No, says Robert Newman.

Should the driverless vehicles being developed by Apple, Google and Daimler be programmed to mount the pavement to avoid a head-on collision? Should they be programmed to swerve to hit one person in order to avoid hitting two? Two instead of four? Four instead of a lorry full of hazardous chemicals? Driverless cars programmed to select between these options would be one example of what the science journalNature has taken to calling ‘ethical robots’. Another is the next generation of weapons. If drones weren’t bad enough, the US Defence Department is developing Lethal Autonomous Weapons Systems (LAWS). These select their own kill list using a set of algorithms, and need no human intervention, at however remote a distance. Autonomous drones in development include tiny rotorcraft smaller than a table-tennis ball, which will be able to float through homes, shops and offices to deliver a puncture to the cranium.

In July 2015, Nature published an article, ‘The Robot’s Dilemma’, which claimed that computer scientists “have written a logic program that can successfully make a decision… which takes into account whether the harm caused is the intended result of the action or simply necessary to it.” (I find the word ‘successfully’ chilling here; but not as chilling as ‘simply necessary’.) One of the scientists behind the ‘successful’ program argues that human ethical choices are made in a similar way: “Logic is how we… come up with our ethical choices.” But this can scarcely be true.

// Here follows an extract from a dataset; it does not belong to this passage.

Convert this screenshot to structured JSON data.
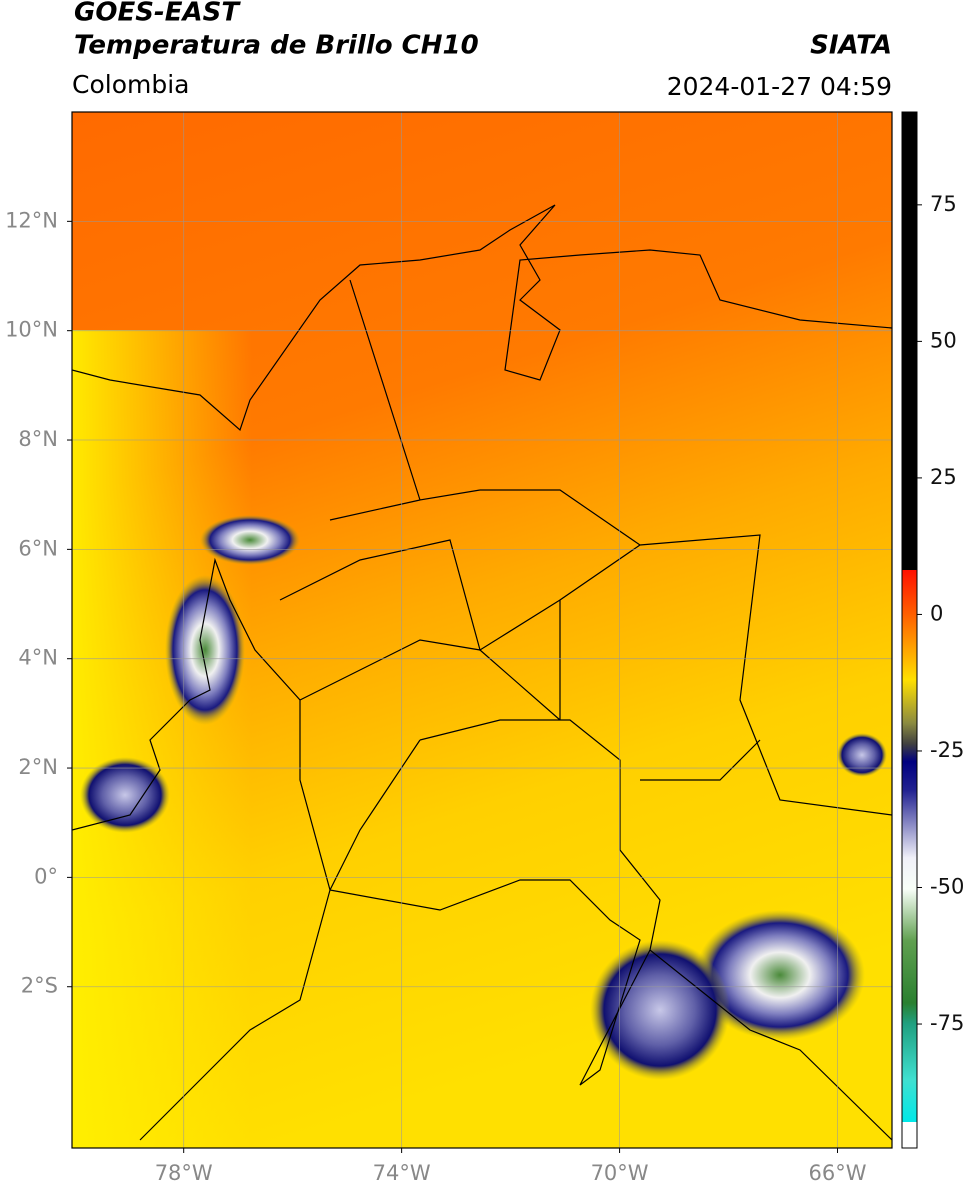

To argue that logic is how we make our ethical decisions is to appeal to what American philosopher Hilary Putnam describes as “the comfortable eighteenth century assumption that all intelligent and well-informed people who mastered the art of thinking about human actions and problems impartially would feel the appropriate ‘sentiments’ of approval and disapproval in the same circumstances unless there was something wrong with their personal constitution” (The Collapse of the Fact/Value Dichotomy and Other Essays, 2002). However, for good or ill, ethical choices often fly in the face of logic. They may come from emotion, natural cussedness, vague inkling, gut instinct, or even imagination. For instance, I am marching through North Carolina with the Union Army, utterly logically convinced that only military victory over the Confederacy will abolish the hateful institution of slavery. But when I see the face of the enemy – a scrawny, shoeless seventeen-year-old – I throw away my gun and run sobbing from the battlefield. This is an ethical decision, resulting in decisive action: only it isn’t made in cold blood, and it goes against the logic of my position.